During a weeklong trial in U.S. District Court in San Francisco, the hospitals and the state painted widely differing market pictures, and one hospital claimed it would be a death sentence for it if the merger didn't proceed.
Now the fate of the proposed merger between 420-bed Summit Medical Center, Oakland, and 555-bed Alta Bates Medical Center, Berkeley, part of Sacramento, Calif.-based Sutter Health System, rests in the hands of U.S. District Judge Maxine Chesney.
The trial for a preliminary injunction to block the merger was expected to wrap up with closing arguments Nov. 1. Chesney's decision is expected to take several weeks, said California Attorney General Bill Lockyer.
"We're liking the way it's progressing," Lockyer told MODERN HEALTHCARE last week about the trial.
Lockyer filed an antitrust lawsuit in August to block the Summit-Alta Bates merger, contending it would raise prices, reduce services and "create an unacceptable concentration of hospital ownership" for Sutter (Aug. 16, p. 2). Lockyer filed the lawsuit after the Federal Trade Commission decided not to challenge the deal.
Sutter, a 26-hospital system, already owns nine hospitals in the greater San Francisco Bay area.
In the proposed deal, Sutter would acquire Summit for $409 million, including the assumption of $152 million in debt, then merge the operations of Summit and Alta Bates into a single hospital with two campuses, according to the attorney general's office.
"We're pleased to have the opportunity to present what we think is a very compelling case," said Bill Gleeson, Sutter's spokesman.
At the heart of the case is defining the geographic market within which the merged hospitals would compete.

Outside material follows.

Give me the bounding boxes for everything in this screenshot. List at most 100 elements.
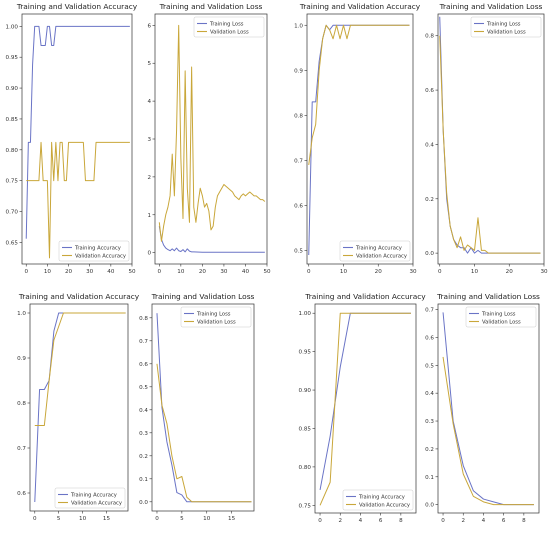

The state argues competition is limited to a narrow geographic market that includes parts of Contra Costa and Alameda counties-an area that lies roughly between the eastern shore of San Francisco Bay and the Oakland-Berkeley Hills.
But according to the Oakland Tribune, the hospitals say their competitors cover a much broader geographic market, which includes hospitals in San Francisco and Palo Alto, Calif., west of San Francisco Bay.
The scope of the geographic market the hospitals are putting forth differs from one Summit described in a 1996 bond document. In that, Summit identified only hospitals on the eastern side of San Francisco Bay as competitors.
In court, Summit's Los Angeles-based lawyer, Maureen McGuirl, said the hospital is "on the critical list with no prospects for recovery aside from this merger," the Oakland Tribune reported.
But attorneys for the California attorney general's office have argued that Summit had options other than joining forces with its chief rival.
According to the Oakland Tribune, the state called as one of its witnesses an executive from Santa Barbara, Calif.-based Tenet Healthcare Corp., who said Summit rejected an acquisition by Tenet in 1998.